NE: Faire partie d’un événement en tant qu’illustratrice live me procure une grande joie. Je travaille en arrière-plan et, lorsque les invités repartent avec un portrait peint à la main et s’en réjouissent, c’est toujours un moment fort. Il faut beaucoup de concentration pour saisir les personnes sur le vif et sous la pression du temps – et c’est précisément ça que j’aime.
À la fin de l’année dernière, ton travail faisait partie d’un projet dans l’univers de Marina Abramović, réalisé en collaboration avec le chef étoilé Ralph Schelling. Comment cela s’est-il fait?
NE: La banque privée qui a organisé le dîner a pris connaissance de mon travail grâce à ma collaboration avec Ralph Schelling et m’a contactée. Le menu de Ralph a été complété par les mots de Marina Abramović et est ainsi devenu lui-même partie de son art. Même si Marina est une légende absolue, il était important pour moi de rester calme et de me concentrer entièrement sur le travail. Je me suis imprégnée de son langage visuel clair et j’ai essayé de laisser de l’espace à ses mots.
Tes œuvres peuvent être humoristiques, sans prétention et imparfaites. Que t’apporte cette liberté?
NE: Elle me permet de prendre les choses avec humour, de voir la beauté dans le quotidien et de ne pas tout prendre trop au sérieux. Mon travail me rappelle que l’esthétique, la joie et l’imperfection ont le droit d’exister.
Ton travail est aujourd’hui très visible, et en même temps tu soulignes combien le temps hors ligne est important pour toi. Comment concilies-tu ces deux pôles?
NE: Le cœur de mon travail est hors ligne – le dessin et la peinture. J’y tiens beaucoup. La visibilité en fait partie et j’aime partager mon travail, mais je dois gérer consciemment ma consommation d’Instagram.

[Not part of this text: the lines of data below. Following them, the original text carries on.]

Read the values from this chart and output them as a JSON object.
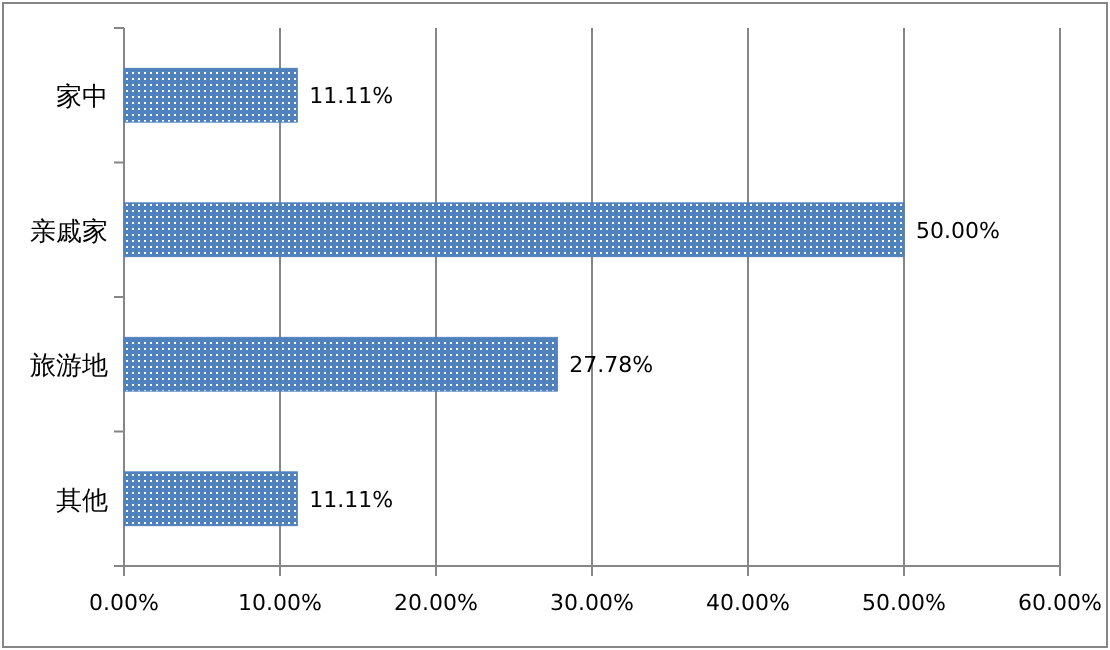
{
  "chart_data": {
    "type": "bar",
    "orientation": "horizontal",
    "categories": [
      "家中",
      "亲戚家",
      "旅游地",
      "其他"
    ],
    "values": [
      11.11,
      50,
      27.78,
      11.11
    ],
    "value_labels": [
      "11.11%",
      "50.00%",
      "27.78%",
      "11.11%"
    ],
    "color": "#4f81bd",
    "xlim": [
      0,
      60
    ],
    "xticks": [
      {
        "value": 0,
        "label": "0.00%"
      },
      {
        "value": 10,
        "label": "10.00%"
      },
      {
        "value": 20,
        "label": "20.00%"
      },
      {
        "value": 30,
        "label": "30.00%"
      },
      {
        "value": 40,
        "label": "40.00%"
      },
      {
        "value": 50,
        "label": "50.00%"
      },
      {
        "value": 60,
        "label": "60.00%"
      }
    ],
    "grid": "x"
  }
}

Je suis très ouverte visuellement, et lorsque je commence à chanter les musiques des reels, je sais qu’il est temps de faire une pause. C’est pourquoi je supprime régulièrement Instagram de mon smartphone pendant quelques jours.

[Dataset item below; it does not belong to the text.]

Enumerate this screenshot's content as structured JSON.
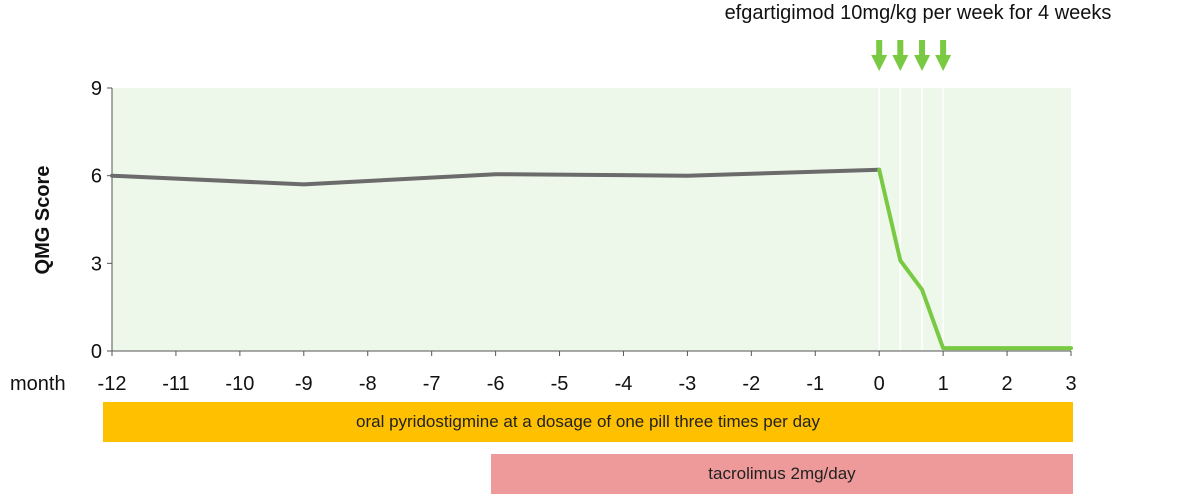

Quand tu regardes vers l’avenir, qu’est-ce qui te tente le plus en tant qu’illustratrice et en tant que personne?
NE: Des choses simples et belles : découvrir un café favori dans une nouvelle ville, arranger des fleurs, dresser une jolie table. Les marchés, la nouvelle musique, les surprises.
En tant qu’illustratrice, je me réjouis de chaque nouveau projet. Pouvoir accompagner mes clientes et clients dans les moments importants de leur vie est pour moi un immense privilège.